Earlier this month Britain’s competition regulator said that it was referring Facebook’s acquisition of GIF database Giphy for an in-depth investigation.
The watchdog says it found evidence that Giphy had plans to expand its digital advertising partnerships to the UK and other markets before the deal was reached. It believes Giphy’s combination with Facebook would mean the firm has less incentive to expand its digital ads business, leading to a potential loss of competition.
“We will continue to fully cooperate with the CMA’s investigation,” a Facebook spokesperson told CNBC.
“This merger is good for competition and in the interests of everyone in the UK who uses GIPHY and our services — from developers to service providers to content creators,” the spokesperson added.

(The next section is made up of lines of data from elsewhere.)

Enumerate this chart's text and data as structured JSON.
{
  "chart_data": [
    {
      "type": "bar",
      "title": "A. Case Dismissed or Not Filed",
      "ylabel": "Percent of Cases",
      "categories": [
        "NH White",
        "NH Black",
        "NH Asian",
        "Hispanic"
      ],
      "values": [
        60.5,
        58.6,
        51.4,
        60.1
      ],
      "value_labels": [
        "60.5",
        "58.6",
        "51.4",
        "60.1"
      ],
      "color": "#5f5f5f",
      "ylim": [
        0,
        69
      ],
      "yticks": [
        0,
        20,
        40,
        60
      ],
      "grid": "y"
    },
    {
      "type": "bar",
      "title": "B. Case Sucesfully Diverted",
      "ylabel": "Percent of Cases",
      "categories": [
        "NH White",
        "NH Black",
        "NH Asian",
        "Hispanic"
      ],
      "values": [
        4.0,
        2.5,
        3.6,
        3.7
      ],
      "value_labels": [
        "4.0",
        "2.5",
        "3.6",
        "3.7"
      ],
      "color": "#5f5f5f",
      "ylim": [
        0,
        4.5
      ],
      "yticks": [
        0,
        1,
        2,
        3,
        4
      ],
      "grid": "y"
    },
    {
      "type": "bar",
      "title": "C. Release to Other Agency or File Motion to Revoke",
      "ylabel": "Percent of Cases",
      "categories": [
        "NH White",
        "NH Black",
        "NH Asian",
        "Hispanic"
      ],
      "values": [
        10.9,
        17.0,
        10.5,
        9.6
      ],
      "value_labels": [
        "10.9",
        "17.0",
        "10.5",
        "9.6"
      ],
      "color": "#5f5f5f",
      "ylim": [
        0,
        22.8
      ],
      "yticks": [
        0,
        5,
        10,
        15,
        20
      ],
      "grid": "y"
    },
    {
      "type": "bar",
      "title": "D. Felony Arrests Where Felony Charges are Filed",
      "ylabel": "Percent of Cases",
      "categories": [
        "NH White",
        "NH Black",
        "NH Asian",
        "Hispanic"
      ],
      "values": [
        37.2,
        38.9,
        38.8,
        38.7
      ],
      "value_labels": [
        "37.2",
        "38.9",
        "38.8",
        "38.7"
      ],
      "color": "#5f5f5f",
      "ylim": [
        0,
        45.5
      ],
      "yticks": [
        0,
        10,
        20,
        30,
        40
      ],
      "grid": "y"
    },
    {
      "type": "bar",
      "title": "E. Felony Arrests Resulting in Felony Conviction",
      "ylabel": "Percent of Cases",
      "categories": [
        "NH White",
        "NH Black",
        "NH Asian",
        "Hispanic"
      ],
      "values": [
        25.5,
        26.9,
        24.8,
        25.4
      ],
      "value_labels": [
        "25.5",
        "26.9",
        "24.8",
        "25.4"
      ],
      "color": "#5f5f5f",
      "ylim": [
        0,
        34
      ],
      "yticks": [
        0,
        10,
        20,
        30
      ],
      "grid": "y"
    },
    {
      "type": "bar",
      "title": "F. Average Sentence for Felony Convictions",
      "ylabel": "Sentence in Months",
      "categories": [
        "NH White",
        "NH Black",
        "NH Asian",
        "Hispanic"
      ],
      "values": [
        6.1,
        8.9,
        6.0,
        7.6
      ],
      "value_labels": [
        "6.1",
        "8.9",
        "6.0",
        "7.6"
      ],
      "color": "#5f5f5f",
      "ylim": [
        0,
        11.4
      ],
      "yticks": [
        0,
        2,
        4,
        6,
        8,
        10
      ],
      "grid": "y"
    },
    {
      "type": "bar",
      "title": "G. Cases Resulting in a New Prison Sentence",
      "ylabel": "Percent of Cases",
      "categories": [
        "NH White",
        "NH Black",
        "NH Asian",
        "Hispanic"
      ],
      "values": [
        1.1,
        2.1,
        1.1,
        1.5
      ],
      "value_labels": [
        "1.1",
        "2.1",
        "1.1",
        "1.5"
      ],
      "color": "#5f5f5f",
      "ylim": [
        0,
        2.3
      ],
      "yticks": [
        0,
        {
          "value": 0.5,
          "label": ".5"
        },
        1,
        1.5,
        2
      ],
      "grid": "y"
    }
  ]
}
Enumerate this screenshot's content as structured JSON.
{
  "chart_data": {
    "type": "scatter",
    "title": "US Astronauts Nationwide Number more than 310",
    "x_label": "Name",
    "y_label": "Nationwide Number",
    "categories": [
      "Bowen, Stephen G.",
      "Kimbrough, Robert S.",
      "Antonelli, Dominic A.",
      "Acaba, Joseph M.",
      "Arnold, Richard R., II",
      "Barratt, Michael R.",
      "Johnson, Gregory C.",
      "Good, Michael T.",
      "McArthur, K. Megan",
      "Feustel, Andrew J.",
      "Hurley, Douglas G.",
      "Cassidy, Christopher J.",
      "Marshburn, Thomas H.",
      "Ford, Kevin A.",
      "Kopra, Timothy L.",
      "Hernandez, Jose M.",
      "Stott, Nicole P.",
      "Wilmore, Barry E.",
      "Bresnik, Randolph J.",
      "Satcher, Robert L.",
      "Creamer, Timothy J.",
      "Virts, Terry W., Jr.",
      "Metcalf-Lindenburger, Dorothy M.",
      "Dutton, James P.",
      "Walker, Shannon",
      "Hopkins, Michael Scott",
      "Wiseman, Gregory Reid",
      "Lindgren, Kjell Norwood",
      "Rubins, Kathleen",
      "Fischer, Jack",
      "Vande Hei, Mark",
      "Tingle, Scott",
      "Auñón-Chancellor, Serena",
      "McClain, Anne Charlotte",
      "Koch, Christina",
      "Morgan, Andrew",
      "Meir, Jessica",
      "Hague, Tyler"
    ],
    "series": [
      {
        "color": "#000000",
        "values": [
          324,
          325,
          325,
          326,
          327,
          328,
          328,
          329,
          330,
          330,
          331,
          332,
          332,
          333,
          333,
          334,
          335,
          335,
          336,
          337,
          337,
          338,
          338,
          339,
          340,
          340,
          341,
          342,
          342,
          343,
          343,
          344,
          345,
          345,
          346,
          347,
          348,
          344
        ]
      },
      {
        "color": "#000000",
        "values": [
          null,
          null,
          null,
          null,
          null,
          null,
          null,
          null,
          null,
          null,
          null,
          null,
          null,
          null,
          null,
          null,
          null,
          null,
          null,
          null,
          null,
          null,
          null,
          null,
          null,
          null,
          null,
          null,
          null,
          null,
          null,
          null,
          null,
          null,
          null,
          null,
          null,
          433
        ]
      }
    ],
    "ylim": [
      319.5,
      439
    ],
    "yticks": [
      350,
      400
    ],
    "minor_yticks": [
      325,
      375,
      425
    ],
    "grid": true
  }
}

Giphy is one of the world’s top libraries for GIFs, animated images involving memes or pop culture references that are shared on the internet. It competes with the likes of Google-owned GIF platform Tenor and the start-up Gfycat.
Though both Giphy and Facebook are headquartered in the U.S., the CMA has the power to investigate mergers when the business being acquired has annual revenues of at least £70 million ($96.5 million) or when the combined businesses have at least a 25% share of any “reasonable” market.